2003 • October • 06

RSS-Data and Schema: Thinking about structure and data

Dare Obasanjo has provided some initial bullet points of what a vocabulary gets from having an XML Schema :

Usually provides a terse and concise description of the vocabulary [relative to the prose of the spec]

Enables software to validate that XML documents being received from clients or servers actually conform to the vocabulary. This prevents issues like each application hacking up its own validator or "liberal RSS parser".

Allows vocabulary to co-exist with technologies and tools that already support features specific to a schema language such as relational to XML mapping, object to XML mapping, directed editting, etc.

Source:Finally Atom: Why use schema?

Danny [Ayers]: "...and the same can already be done using RSS 1.0 as it stands."
But are we talking about the same "same"? The appeal of RSS-Data is that I don't need to work up a schema, get anyone to buy-in, or map anything to an external resource... I take an existing data structure, and plug it into a syndication feed.

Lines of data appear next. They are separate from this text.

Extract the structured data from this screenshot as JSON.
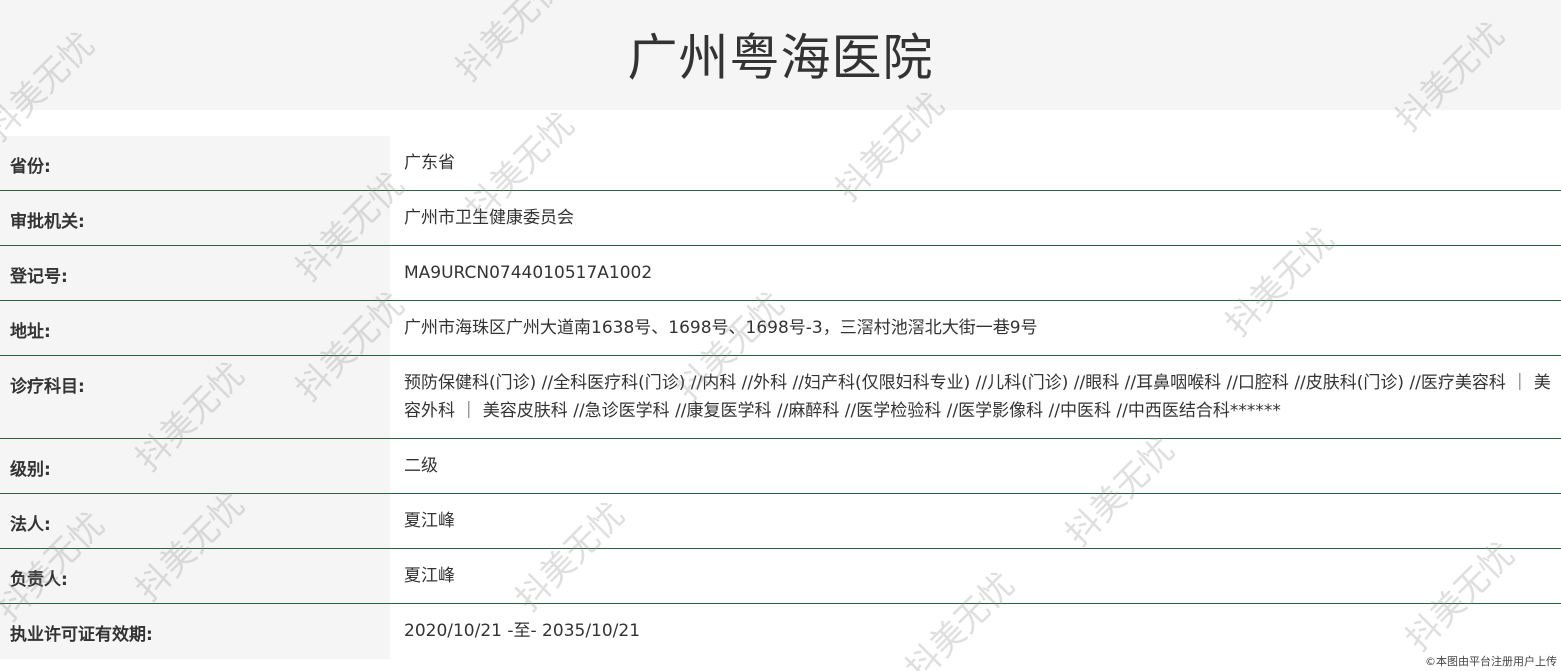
{
  "title": "广州粤海医院",
  "rows": [
    {
      "label": "省份:",
      "value": "广东省"
    },
    {
      "label": "审批机关:",
      "value": "广州市卫生健康委员会"
    },
    {
      "label": "登记号:",
      "value": "MA9URCN0744010517A1002"
    },
    {
      "label": "地址:",
      "value": "广州市海珠区广州大道南1638号、1698号、1698号-3，三滘村池滘北大街一巷9号"
    },
    {
      "label": "诊疗科目:",
      "value": "预防保健科(门诊) //全科医疗科(门诊) //内科 //外科 //妇产科(仅限妇科专业) //儿科(门诊) //眼科 //耳鼻咽喉科 //口腔科 //皮肤科(门诊) //医疗美容科 ｜ 美容外科 ｜ 美容皮肤科 //急诊医学科 //康复医学科 //麻醉科 //医学检验科 //医学影像科 //中医科 //中西医结合科******"
    },
    {
      "label": "级别:",
      "value": "二级"
    },
    {
      "label": "法人:",
      "value": "夏江峰"
    },
    {
      "label": "负责人:",
      "value": "夏江峰"
    },
    {
      "label": "执业许可证有效期:",
      "value": "2020/10/21 -至- 2035/10/21"
    }
  ],
  "watermark_text": "抖美无忧",
  "credit": "©本图由平台注册用户上传"
}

That's it.

Source:Roger Benningfield in a comment on his "RSS-Data: A Working Demo"

Yes - we know that RDF can do many of the things RSS-Data was designed for.? But (believe it or not) it really has nothing to do with RSS 1.0 at all.? RSS-Data is about extending RSS 2.0.? OK?? Not RSS 1.0.
The point here being that the world is bi-forcated and what do we do?? Can't we all live together?? Can't we put our heads together and come up with solutions that BRIDGE between these two standards - which just happen to have almost the same dam name?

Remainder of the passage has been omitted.